The second key takeaway from the exercise was that maintenance challenges are nearly inevitable, but APS-5’s maintenance experts proved they can overcome those challenges, said Jordan.
Maintenance challenges occurred primarily with the M1A2 Abrams Main Battle Tanks in the form of outer hub seal leaks and software errors.
“Fortunately for us, our team is extremely knowledgeable, and they are very swift,” Jordan said. “So we were able to fix those things on the spot within two hours so we could issue proper functioning combat power to the gaining tactical unit.”
When a fault on a vehicle is identified during the issue process, the contracted maintenance teams attempt to fix the fault within two hours. If a repair can’t be made within two hours, the vehicle is replaced with another of the same platform.
The speed at which a non-mission capable vehicle can be replaced with a fully functioning vehicle is greatly improved through combat configuration of APS-5 equipment sets.
“There’s no longer a need to slow the whole process to a crawl to go collect up all the Soldier technologies and combat enablers from different locations and assemble a new platform for a quick swap,” Jordan said. “That vehicle is ready, it’s located nearby, and we can perform the swap immediately. It’s the beauty of combat configuration.”
No vehicles were swapped out during the exercise.
The AFSBn-Kuwait workforce includes Soldiers and Department of the Army civilians who are maintenance experts and serve as contract officer representatives and quality assurance specialists.
These maintenance experts oversee the contracted maintenance teams to ensure APS-5 equipment is maintained in accordance with Army standards.
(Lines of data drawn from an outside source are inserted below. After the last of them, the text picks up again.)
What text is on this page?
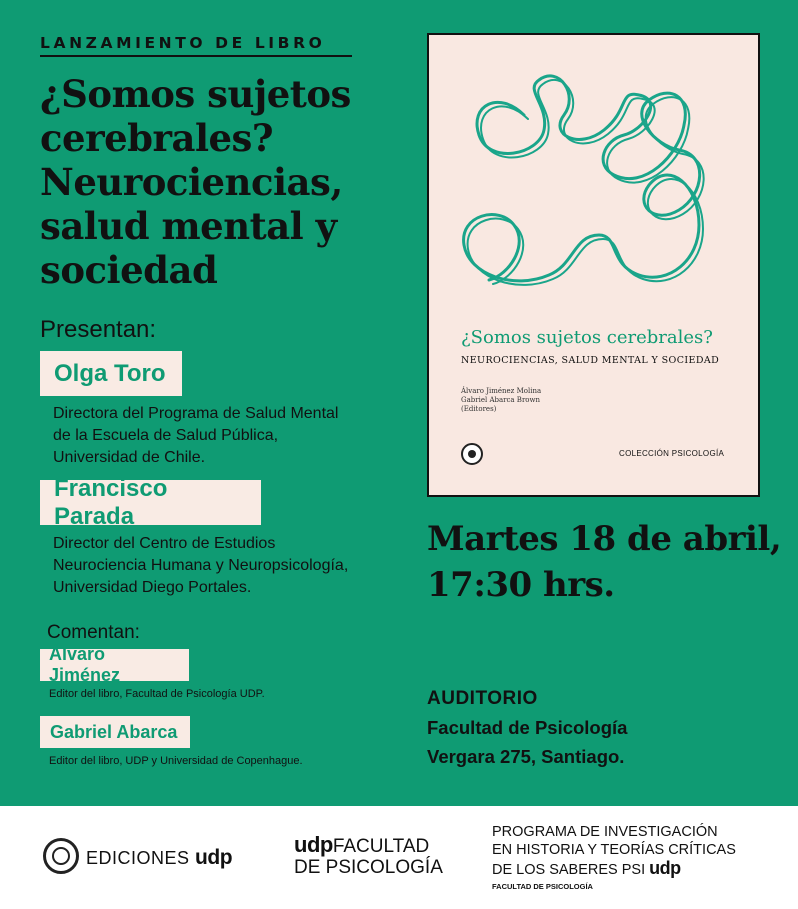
LANZAMIENTO DE LIBRO
¿Somos sujetos cerebrales? Neurociencias, salud mental y sociedad
Presentan:
Olga Toro
Directora del Programa de Salud Mental
de la Escuela de Salud Pública,
Universidad de Chile.
Francisco Parada
Director del Centro de Estudios
Neurociencia Humana y Neuropsicología,
Universidad Diego Portales.
Comentan:
Álvaro Jiménez
Editor del libro, Facultad de Psicología UDP.
Gabriel Abarca
Editor del libro, UDP y Universidad de Copenhague.
¿Somos sujetos cerebrales?
NEUROCIENCIAS, SALUD MENTAL Y SOCIEDAD
Álvaro Jiménez Molina
Gabriel Abarca Brown
(Editores)
COLECCIÓN PSICOLOGÍA
Martes 18 de abril,
17:30 hrs.
AUDITORIO
Facultad de Psicología
Vergara 275, Santiago.
EDICIONES udp
udpFACULTAD
DE PSICOLOGÍA
PROGRAMA DE INVESTIGACIÓN
EN HISTORIA Y TEORÍAS CRÍTICAS
DE LOS SABERES PSI udp
FACULTAD DE PSICOLOGÍA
They also participate in the issue process to help identify faults in the equipment and provide guidance to the APS-5 maintainers and the gaining tactical unit.
“Our Soldiers deserve to have the best equipment in the world without any degradation to readiness or functionality,” said. Don Mallette, logistics management specialist, AFSBn-Kuwait.
“Units would lose trust in the rapid equipment draw process if the equipment isn’t up to standard and fitted with the best combat enablers,” Mallette said. “It’s the best feeling for me to know that the equipment we issue to the warfighter is fully mission capable, ready to fight, and equipped to complete the mission and get these Soldiers back home to their families safely.”
Combat Configuration of APS equipment is a U.S. Army Sustainment Command priority for several APS sites across the globe. The 401st AFSB continues to transition more of APS-5’s equipment into combat configured sets.
Information gained by the 401st AFSB during this exercise will be shared with leadership at other APS sites as ASC continues to operationalize equipment sets to support combatant commanders’ operations and contingency plans, said Jordan.
“This concept provides the combatant commander with an enormous amount of flexibility as we navigate a series complex environments,” Jordan said.
“We’re in the business of providing readiness,” he said. “Combat configured platforms are more ready, plain and simple.”